The severity of prison sentences given to activists is further revealed when compared with the sentences handed out to bankers who commit crimes. The message: in the eyes of the law, protesting against injustice is far worse than creating injustice. It is only this month, when the Financial Conduct Authority is talking about the possibility of prosecution in response to massive fraud or corrupting interest rates. As the new chief of the FCA says, “We have barely got started.” With all the corruption, tax evasion, speculation, price fixing and other unethical corporate deeds, let’s hope they get on with it.
None of this, of course, is new. Britain has historical precedents of governments imposing measures that increase inequality and poverty hand in hand with reducing the right to protest. The Industrial Relations Act of 1971 diluted union laws and attacked the right to strike.

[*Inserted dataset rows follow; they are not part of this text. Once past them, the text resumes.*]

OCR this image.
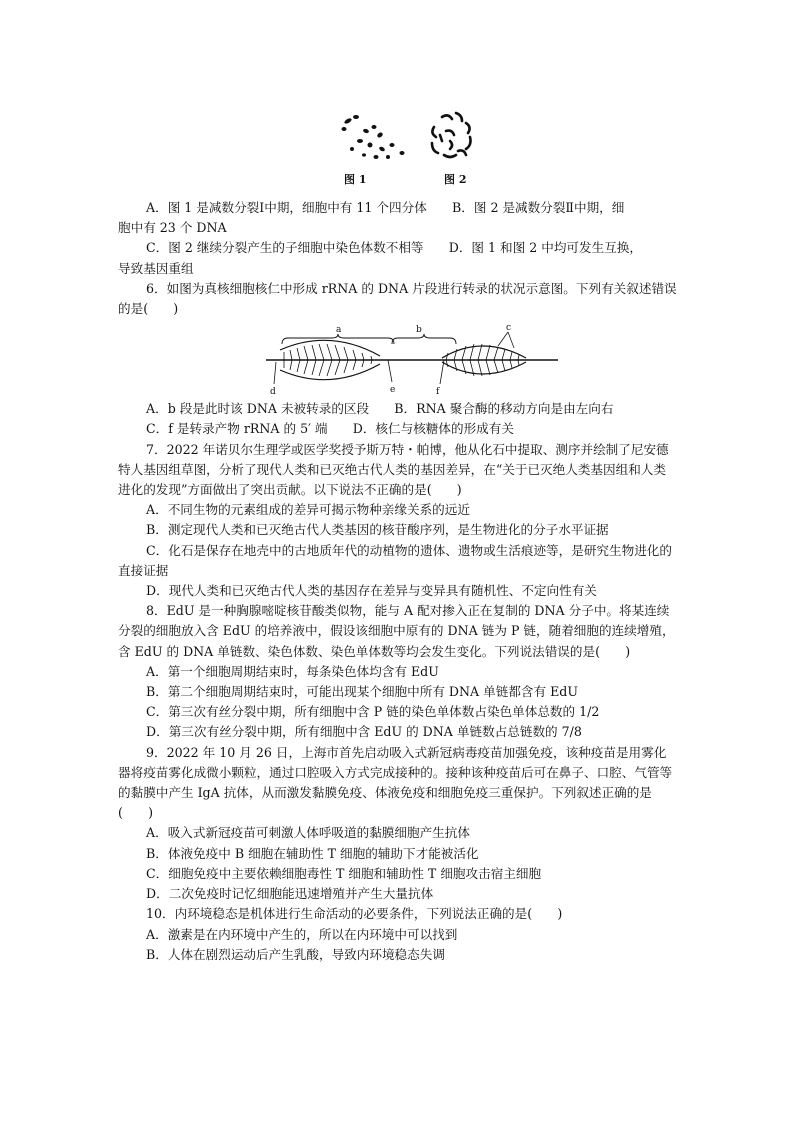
图 1	图 2
a	b	c
d	e	f

A．图 1 是减数分裂Ⅰ中期，细胞中有 11 个四分体　　B．图 2 是减数分裂Ⅱ中期，细

胞中有 23 个 DNA

C．图 2 继续分裂产生的子细胞中染色体数不相等　　D．图 1 和图 2 中均可发生互换，

导致基因重组

6．如图为真核细胞核仁中形成 rRNA 的 DNA 片段进行转录的状况示意图。下列有关叙述错误的是(　　)

A．b 段是此时该 DNA 未被转录的区段　　B．RNA 聚合酶的移动方向是由左向右

C．f 是转录产物 rRNA 的 5′ 端　　D．核仁与核糖体的形成有关

7．2022 年诺贝尔生理学或医学奖授予斯万特・帕博，他从化石中提取、测序并绘制了尼安德特人基因组草图，分析了现代人类和已灭绝古代人类的基因差异，在“关于已灭绝人类基因组和人类进化的发现”方面做出了突出贡献。以下说法不正确的是(　　)

A．不同生物的元素组成的差异可揭示物种亲缘关系的远近

B．测定现代人类和已灭绝古代人类基因的核苷酸序列，是生物进化的分子水平证据

C．化石是保存在地壳中的古地质年代的动植物的遗体、遗物或生活痕迹等，是研究生物进化的直接证据

D．现代人类和已灭绝古代人类的基因存在差异与变异具有随机性、不定向性有关

8．EdU 是一种胸腺嘧啶核苷酸类似物，能与 A 配对掺入正在复制的 DNA 分子中。将某连续分裂的细胞放入含 EdU 的培养液中，假设该细胞中原有的 DNA 链为 P 链，随着细胞的连续增殖，含 EdU 的 DNA 单链数、染色体数、染色单体数等均会发生变化。下列说法错误的是(　　)

A．第一个细胞周期结束时，每条染色体均含有 EdU

B．第二个细胞周期结束时，可能出现某个细胞中所有 DNA 单链都含有 EdU

C．第三次有丝分裂中期，所有细胞中含 P 链的染色单体数占染色单体总数的 1/2

D．第三次有丝分裂中期，所有细胞中含 EdU 的 DNA 单链数占总链数的 7/8

9．2022 年 10 月 26 日，上海市首先启动吸入式新冠病毒疫苗加强免疫，该种疫苗是用雾化器将疫苗雾化成微小颗粒，通过口腔吸入方式完成接种的。接种该种疫苗后可在鼻子、口腔、气管等的黏膜中产生 IgA 抗体，从而激发黏膜免疫、体液免疫和细胞免疫三重保护。下列叙述正确的是(　　)

A．吸入式新冠疫苗可刺激人体呼吸道的黏膜细胞产生抗体

B．体液免疫中 B 细胞在辅助性 T 细胞的辅助下才能被活化

C．细胞免疫中主要依赖细胞毒性 T 细胞和辅助性 T 细胞攻击宿主细胞

D．二次免疫时记忆细胞能迅速增殖并产生大量抗体

10．内环境稳态是机体进行生命活动的必要条件，下列说法正确的是(　　)

A．激素是在内环境中产生的，所以在内环境中可以找到

B．人体在剧烈运动后产生乳酸，导致内环境稳态失调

It was introduced by the Conservative Party and came before a decade of pay freezes, price rises, the three-day week and the economic turmoil of the 1970s. It marked a reduction on workers’ rights, which culminated with Margaret Thatcher's destruction of trade unions, coal mining and other manufacturers in the 1980s.
Equally, the 1994 Criminal Justice Act that was brought in by the same unpopular Conservative Government criminalized many civil offenses and targeted the many varied environmental and social protests, especially the anti-roads movement.
Austerity is having a negative effect on the British economy, a fact so visible that even the IMF confirmed it earlier this month. With the government’s latest creative actions to erode democracy as well, the need to protest is massive, and it is increasing. Which can only mean one thing if this government remains in power: that the space in our overcrowded prisons is likely to get tighter.